The paper studies the problem of detecting and locating change points in multivariate time-evolving data. The problem has a long history in statistics and signal processing and various algorithms have been developed primarily for simple parametric models. In this work, we focus on modeling the data through feed-forward neural networks and develop a detection strategy based on the following two-step procedure. In the first step, the neural network is trained over a prespecified window of the data, and its test error function is calibrated over another prespecified window. Then, the test error function is used over a moving window to identify the change point. Once a change point is detected, the procedure involving these two steps is repeated until all change points are identified. The proposed strategy yields consistent estimates for both the number and the locations of the change points under temporal dependence of the data-generating process. The effectiveness of the proposed strategy is illustrated on synthetic data sets that provide insights on how to select in practice tuning parameters of the algorithm and in real data sets. Finally, we note that although the detection strategy is general and can work with different neural network architectures, the theoretical guarantees provided are specific to feed-forward neural architectures.

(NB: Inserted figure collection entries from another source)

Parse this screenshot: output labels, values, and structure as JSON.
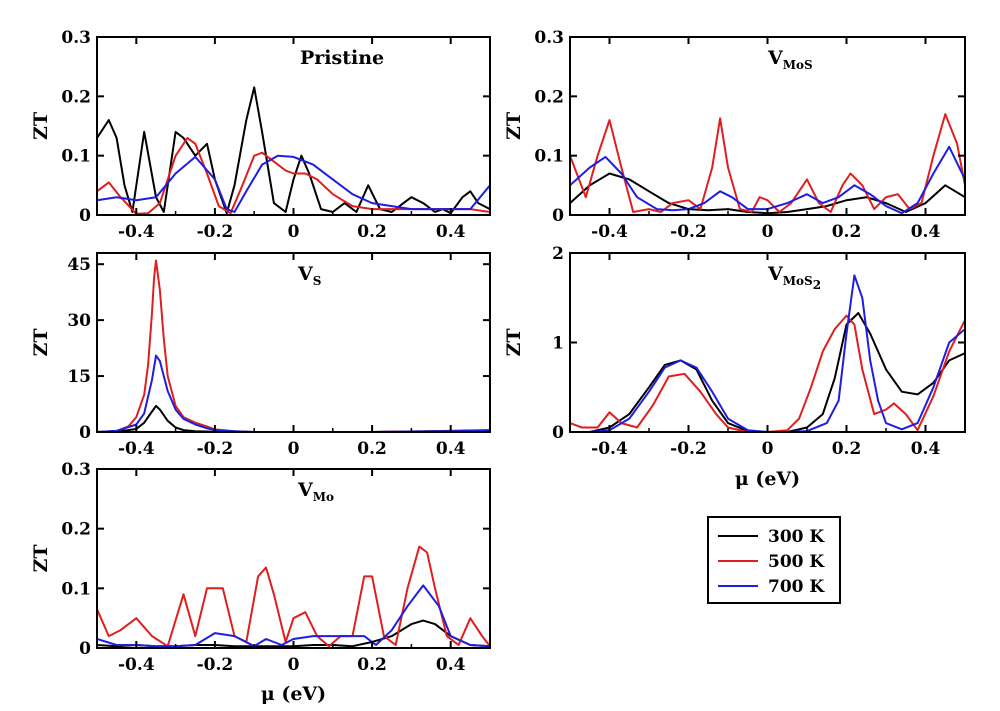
{
  "legend": {
    "entries": [
      {
        "label": "300 K",
        "color": "#000000"
      },
      {
        "label": "500 K",
        "color": "#e01e1e"
      },
      {
        "label": "700 K",
        "color": "#1e1ee0"
      }
    ]
  },
  "chart_data": [
    {
      "type": "line",
      "id": "pristine",
      "title": "Pristine",
      "ylabel": "ZT",
      "xlabel": "",
      "xlim": [
        -0.5,
        0.5
      ],
      "ylim": [
        0,
        0.3
      ],
      "xticks": [
        "-0.4",
        "-0.2",
        "0",
        "0.2",
        "0.4"
      ],
      "yticks": [
        "0",
        "0.1",
        "0.2",
        "0.3"
      ],
      "series": [
        {
          "name": "300 K",
          "x": [
            -0.5,
            -0.47,
            -0.45,
            -0.43,
            -0.41,
            -0.38,
            -0.35,
            -0.33,
            -0.3,
            -0.28,
            -0.25,
            -0.22,
            -0.2,
            -0.17,
            -0.15,
            -0.12,
            -0.1,
            -0.08,
            -0.05,
            -0.02,
            0,
            0.02,
            0.04,
            0.07,
            0.1,
            0.13,
            0.16,
            0.19,
            0.22,
            0.25,
            0.28,
            0.3,
            0.33,
            0.36,
            0.38,
            0.4,
            0.43,
            0.45,
            0.47,
            0.5
          ],
          "y": [
            0.13,
            0.16,
            0.13,
            0.05,
            0.005,
            0.14,
            0.03,
            0.005,
            0.14,
            0.13,
            0.1,
            0.12,
            0.06,
            0.003,
            0.05,
            0.16,
            0.215,
            0.14,
            0.02,
            0.005,
            0.06,
            0.1,
            0.07,
            0.01,
            0.005,
            0.02,
            0.005,
            0.05,
            0.01,
            0.005,
            0.02,
            0.03,
            0.02,
            0.005,
            0.01,
            0.003,
            0.03,
            0.04,
            0.02,
            0.01
          ]
        },
        {
          "name": "500 K",
          "x": [
            -0.5,
            -0.47,
            -0.44,
            -0.4,
            -0.37,
            -0.34,
            -0.3,
            -0.27,
            -0.25,
            -0.22,
            -0.19,
            -0.16,
            -0.13,
            -0.1,
            -0.08,
            -0.05,
            -0.02,
            0,
            0.03,
            0.06,
            0.1,
            0.15,
            0.2,
            0.25,
            0.3,
            0.35,
            0.4,
            0.45,
            0.5
          ],
          "y": [
            0.04,
            0.055,
            0.03,
            0.002,
            0.003,
            0.02,
            0.1,
            0.13,
            0.12,
            0.07,
            0.015,
            0.003,
            0.05,
            0.1,
            0.105,
            0.09,
            0.075,
            0.07,
            0.07,
            0.06,
            0.035,
            0.015,
            0.01,
            0.01,
            0.01,
            0.01,
            0.01,
            0.01,
            0.005
          ]
        },
        {
          "name": "700 K",
          "x": [
            -0.5,
            -0.45,
            -0.4,
            -0.35,
            -0.3,
            -0.25,
            -0.2,
            -0.17,
            -0.15,
            -0.12,
            -0.08,
            -0.04,
            0,
            0.05,
            0.1,
            0.15,
            0.2,
            0.25,
            0.3,
            0.35,
            0.4,
            0.45,
            0.5
          ],
          "y": [
            0.025,
            0.03,
            0.025,
            0.03,
            0.07,
            0.098,
            0.06,
            0.01,
            0.005,
            0.04,
            0.085,
            0.1,
            0.098,
            0.085,
            0.06,
            0.035,
            0.02,
            0.015,
            0.01,
            0.01,
            0.01,
            0.01,
            0.05
          ]
        }
      ]
    },
    {
      "type": "line",
      "id": "vmos",
      "title": "V",
      "title_sub": "MoS",
      "ylabel": "ZT",
      "xlabel": "",
      "xlim": [
        -0.5,
        0.5
      ],
      "ylim": [
        0,
        0.3
      ],
      "xticks": [
        "-0.4",
        "-0.2",
        "0",
        "0.2",
        "0.4"
      ],
      "yticks": [
        "0",
        "0.1",
        "0.2",
        "0.3"
      ],
      "series": [
        {
          "name": "300 K",
          "x": [
            -0.5,
            -0.45,
            -0.4,
            -0.35,
            -0.3,
            -0.25,
            -0.2,
            -0.15,
            -0.1,
            -0.05,
            0,
            0.05,
            0.1,
            0.15,
            0.2,
            0.25,
            0.3,
            0.35,
            0.4,
            0.45,
            0.5
          ],
          "y": [
            0.02,
            0.05,
            0.07,
            0.06,
            0.04,
            0.02,
            0.01,
            0.008,
            0.01,
            0.005,
            0.003,
            0.005,
            0.01,
            0.015,
            0.025,
            0.03,
            0.02,
            0.005,
            0.02,
            0.05,
            0.03
          ]
        },
        {
          "name": "500 K",
          "x": [
            -0.5,
            -0.46,
            -0.43,
            -0.4,
            -0.37,
            -0.34,
            -0.3,
            -0.27,
            -0.24,
            -0.2,
            -0.17,
            -0.14,
            -0.12,
            -0.1,
            -0.07,
            -0.04,
            -0.02,
            0,
            0.03,
            0.06,
            0.1,
            0.13,
            0.16,
            0.19,
            0.21,
            0.24,
            0.27,
            0.3,
            0.33,
            0.36,
            0.39,
            0.42,
            0.45,
            0.48,
            0.5
          ],
          "y": [
            0.1,
            0.03,
            0.1,
            0.16,
            0.08,
            0.005,
            0.01,
            0.005,
            0.02,
            0.025,
            0.01,
            0.08,
            0.163,
            0.08,
            0.01,
            0.005,
            0.03,
            0.025,
            0.005,
            0.02,
            0.06,
            0.02,
            0.005,
            0.05,
            0.07,
            0.05,
            0.01,
            0.03,
            0.035,
            0.01,
            0.02,
            0.1,
            0.17,
            0.12,
            0.05
          ]
        },
        {
          "name": "700 K",
          "x": [
            -0.5,
            -0.45,
            -0.41,
            -0.37,
            -0.33,
            -0.28,
            -0.24,
            -0.2,
            -0.16,
            -0.12,
            -0.09,
            -0.05,
            0,
            0.05,
            0.1,
            0.14,
            0.18,
            0.22,
            0.26,
            0.3,
            0.34,
            0.38,
            0.42,
            0.46,
            0.5
          ],
          "y": [
            0.05,
            0.08,
            0.098,
            0.07,
            0.03,
            0.01,
            0.008,
            0.01,
            0.02,
            0.04,
            0.03,
            0.01,
            0.01,
            0.02,
            0.035,
            0.02,
            0.03,
            0.05,
            0.035,
            0.015,
            0.003,
            0.02,
            0.07,
            0.115,
            0.06
          ]
        }
      ]
    },
    {
      "type": "line",
      "id": "vs",
      "title": "V",
      "title_sub": "S",
      "ylabel": "ZT",
      "xlabel": "",
      "xlim": [
        -0.5,
        0.5
      ],
      "ylim": [
        0,
        48
      ],
      "xticks": [
        "-0.4",
        "-0.2",
        "0",
        "0.2",
        "0.4"
      ],
      "yticks": [
        "0",
        "15",
        "30",
        "45"
      ],
      "series": [
        {
          "name": "300 K",
          "x": [
            -0.5,
            -0.45,
            -0.4,
            -0.38,
            -0.36,
            -0.35,
            -0.34,
            -0.32,
            -0.3,
            -0.28,
            -0.25,
            -0.2,
            -0.1,
            0,
            0.2,
            0.4,
            0.5
          ],
          "y": [
            0,
            0.1,
            0.8,
            2.5,
            5.5,
            7,
            6,
            3,
            1.2,
            0.5,
            0.2,
            0.05,
            0,
            0,
            0,
            0.3,
            0.5
          ]
        },
        {
          "name": "500 K",
          "x": [
            -0.5,
            -0.45,
            -0.42,
            -0.4,
            -0.38,
            -0.37,
            -0.36,
            -0.355,
            -0.35,
            -0.34,
            -0.33,
            -0.32,
            -0.3,
            -0.28,
            -0.25,
            -0.22,
            -0.2,
            -0.15,
            -0.1,
            0,
            0.2,
            0.4,
            0.5
          ],
          "y": [
            0,
            0.3,
            1.5,
            4,
            10,
            18,
            32,
            41,
            46,
            38,
            25,
            15,
            7,
            4,
            2.5,
            1.5,
            0.7,
            0.2,
            0,
            0,
            0,
            0.2,
            0.4
          ]
        },
        {
          "name": "700 K",
          "x": [
            -0.5,
            -0.45,
            -0.4,
            -0.38,
            -0.36,
            -0.35,
            -0.34,
            -0.32,
            -0.3,
            -0.28,
            -0.25,
            -0.22,
            -0.2,
            -0.15,
            -0.1,
            0,
            0.2,
            0.4,
            0.5
          ],
          "y": [
            0,
            0.3,
            2,
            5,
            14,
            20.5,
            19,
            11,
            6,
            3.5,
            2,
            1,
            0.5,
            0.2,
            0,
            0,
            0,
            0.2,
            0.4
          ]
        }
      ]
    },
    {
      "type": "line",
      "id": "vmos2",
      "title": "V",
      "title_sub": "MoS",
      "title_subsub": "2",
      "ylabel": "ZT",
      "xlabel": "μ (eV)",
      "xlim": [
        -0.5,
        0.5
      ],
      "ylim": [
        0,
        2
      ],
      "xticks": [
        "-0.4",
        "-0.2",
        "0",
        "0.2",
        "0.4"
      ],
      "yticks": [
        "0",
        "1",
        "2"
      ],
      "series": [
        {
          "name": "300 K",
          "x": [
            -0.5,
            -0.45,
            -0.4,
            -0.35,
            -0.3,
            -0.26,
            -0.22,
            -0.18,
            -0.14,
            -0.1,
            -0.05,
            0,
            0.05,
            0.1,
            0.14,
            0.17,
            0.2,
            0.23,
            0.26,
            0.3,
            0.34,
            0.38,
            0.42,
            0.46,
            0.5
          ],
          "y": [
            0,
            0,
            0.05,
            0.2,
            0.5,
            0.75,
            0.8,
            0.7,
            0.35,
            0.1,
            0.01,
            0,
            0,
            0.05,
            0.2,
            0.6,
            1.2,
            1.33,
            1.1,
            0.7,
            0.45,
            0.42,
            0.55,
            0.8,
            0.88
          ]
        },
        {
          "name": "500 K",
          "x": [
            -0.5,
            -0.47,
            -0.43,
            -0.4,
            -0.37,
            -0.33,
            -0.29,
            -0.25,
            -0.21,
            -0.17,
            -0.13,
            -0.1,
            -0.05,
            0,
            0.05,
            0.08,
            0.11,
            0.14,
            0.17,
            0.2,
            0.22,
            0.24,
            0.27,
            0.3,
            0.32,
            0.35,
            0.38,
            0.42,
            0.46,
            0.5
          ],
          "y": [
            0.1,
            0.05,
            0.05,
            0.22,
            0.1,
            0.05,
            0.3,
            0.62,
            0.65,
            0.45,
            0.2,
            0.05,
            0,
            0,
            0.02,
            0.15,
            0.5,
            0.9,
            1.15,
            1.3,
            1.2,
            0.7,
            0.2,
            0.25,
            0.32,
            0.2,
            0.02,
            0.4,
            0.9,
            1.25
          ]
        },
        {
          "name": "700 K",
          "x": [
            -0.5,
            -0.45,
            -0.4,
            -0.35,
            -0.3,
            -0.26,
            -0.22,
            -0.18,
            -0.14,
            -0.1,
            -0.05,
            0,
            0.05,
            0.1,
            0.15,
            0.18,
            0.2,
            0.22,
            0.24,
            0.26,
            0.28,
            0.3,
            0.34,
            0.38,
            0.42,
            0.46,
            0.5
          ],
          "y": [
            0,
            0,
            0.02,
            0.15,
            0.45,
            0.72,
            0.8,
            0.72,
            0.45,
            0.15,
            0.02,
            0,
            0,
            0.01,
            0.1,
            0.35,
            1.1,
            1.75,
            1.5,
            0.8,
            0.35,
            0.1,
            0.03,
            0.1,
            0.5,
            1,
            1.15
          ]
        }
      ]
    },
    {
      "type": "line",
      "id": "vmo",
      "title": "V",
      "title_sub": "Mo",
      "ylabel": "ZT",
      "xlabel": "μ (eV)",
      "xlim": [
        -0.5,
        0.5
      ],
      "ylim": [
        0,
        0.3
      ],
      "xticks": [
        "-0.4",
        "-0.2",
        "0",
        "0.2",
        "0.4"
      ],
      "yticks": [
        "0",
        "0.1",
        "0.2",
        "0.3"
      ],
      "series": [
        {
          "name": "300 K",
          "x": [
            -0.5,
            -0.45,
            -0.4,
            -0.35,
            -0.3,
            -0.25,
            -0.2,
            -0.15,
            -0.1,
            -0.05,
            0,
            0.05,
            0.1,
            0.15,
            0.2,
            0.25,
            0.3,
            0.33,
            0.36,
            0.4,
            0.45,
            0.5
          ],
          "y": [
            0.005,
            0.003,
            0.005,
            0.003,
            0.003,
            0.005,
            0.005,
            0.003,
            0.003,
            0.003,
            0.003,
            0.005,
            0.005,
            0.003,
            0.01,
            0.02,
            0.04,
            0.046,
            0.04,
            0.02,
            0.005,
            0.003
          ]
        },
        {
          "name": "500 K",
          "x": [
            -0.5,
            -0.47,
            -0.44,
            -0.4,
            -0.36,
            -0.32,
            -0.28,
            -0.25,
            -0.22,
            -0.18,
            -0.15,
            -0.12,
            -0.09,
            -0.07,
            -0.05,
            -0.02,
            0,
            0.03,
            0.06,
            0.09,
            0.12,
            0.15,
            0.18,
            0.2,
            0.23,
            0.26,
            0.29,
            0.32,
            0.34,
            0.36,
            0.39,
            0.42,
            0.45,
            0.48,
            0.5
          ],
          "y": [
            0.065,
            0.02,
            0.03,
            0.05,
            0.02,
            0.003,
            0.09,
            0.02,
            0.1,
            0.1,
            0.02,
            0.01,
            0.12,
            0.135,
            0.09,
            0.01,
            0.05,
            0.06,
            0.02,
            0.003,
            0.02,
            0.02,
            0.12,
            0.12,
            0.02,
            0.005,
            0.1,
            0.17,
            0.16,
            0.1,
            0.02,
            0.005,
            0.05,
            0.02,
            0.003
          ]
        },
        {
          "name": "700 K",
          "x": [
            -0.5,
            -0.45,
            -0.4,
            -0.35,
            -0.3,
            -0.25,
            -0.2,
            -0.15,
            -0.1,
            -0.07,
            -0.03,
            0,
            0.05,
            0.1,
            0.15,
            0.18,
            0.21,
            0.25,
            0.29,
            0.33,
            0.37,
            0.4,
            0.45,
            0.5
          ],
          "y": [
            0.015,
            0.005,
            0.005,
            0.003,
            0.003,
            0.005,
            0.025,
            0.02,
            0.003,
            0.015,
            0.005,
            0.015,
            0.02,
            0.02,
            0.02,
            0.02,
            0.005,
            0.03,
            0.07,
            0.105,
            0.07,
            0.02,
            0.005,
            0.003
          ]
        }
      ]
    }
  ]
}
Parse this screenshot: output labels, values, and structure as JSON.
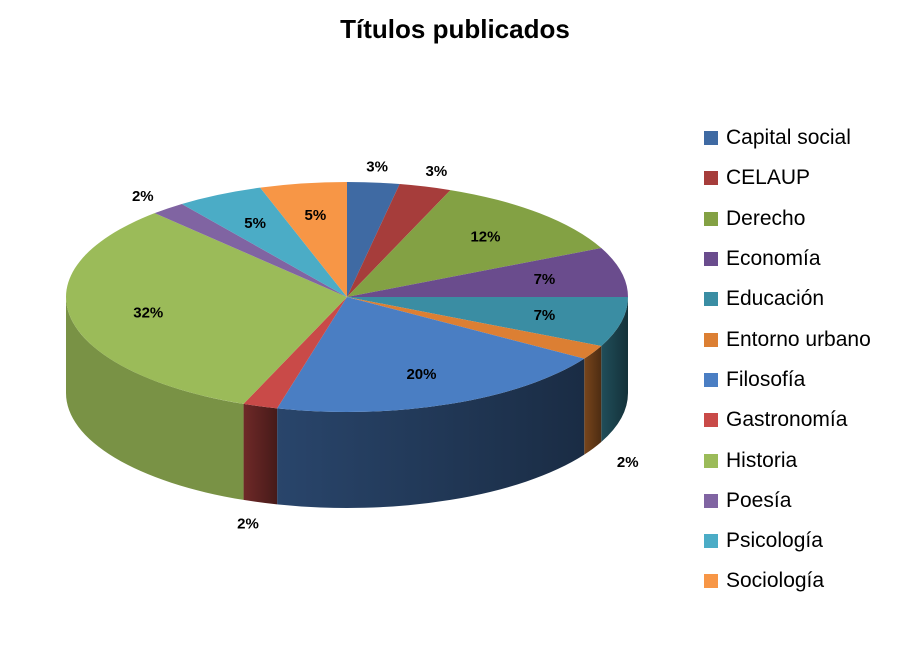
{
  "chart_data": {
    "type": "pie",
    "title": "Títulos publicados",
    "legend_position": "right",
    "categories": [
      "Capital social",
      "CELAUP",
      "Derecho",
      "Economía",
      "Educación",
      "Entorno urbano",
      "Filosofía",
      "Gastronomía",
      "Historia",
      "Poesía",
      "Psicología",
      "Sociología"
    ],
    "values": [
      3,
      3,
      12,
      7,
      7,
      2,
      20,
      2,
      32,
      2,
      5,
      5
    ],
    "labels": [
      "3%",
      "3%",
      "12%",
      "7%",
      "7%",
      "2%",
      "20%",
      "2%",
      "32%",
      "2%",
      "5%",
      "5%"
    ],
    "colors": [
      "#3F6AA3",
      "#A63D3B",
      "#83A144",
      "#6A4C8D",
      "#3A8DA3",
      "#DC7F33",
      "#4A7EC3",
      "#C94A48",
      "#9BBB59",
      "#8064A2",
      "#4BACC6",
      "#F79646"
    ]
  }
}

翻译：本文研究多元时变数据中变点的检测与定位问题。该问题在统计学与信号处理领域具有悠久历史，已有多种算法主要针对简单参数模型开发。本研究重点通过前馈神经网络对数据进行建模，并提出基于以下两步流程的检测策略：首先，在预设数据窗口上训练神经网络，并在另一预设窗口上校准其测试误差函数；随后，在滑动窗口中使用该测试误差函数识别变点。一旦检测到变点，即重复执行这两步流程直至所有变点被识别。在数据生成过程存在时间依赖性的条件下，所提策略能对变点数量与位置给出一致估计。通过合成数据集验证了策略的有效性，这些数据集为算法调优参数的实际选择提供了参考依据，并在真实数据集中得到进一步验证。需要说明的是，尽管该检测策略具有普适性且适用于不同神经网络架构，但所提供的理论保证仅针对前馈神经网络结构。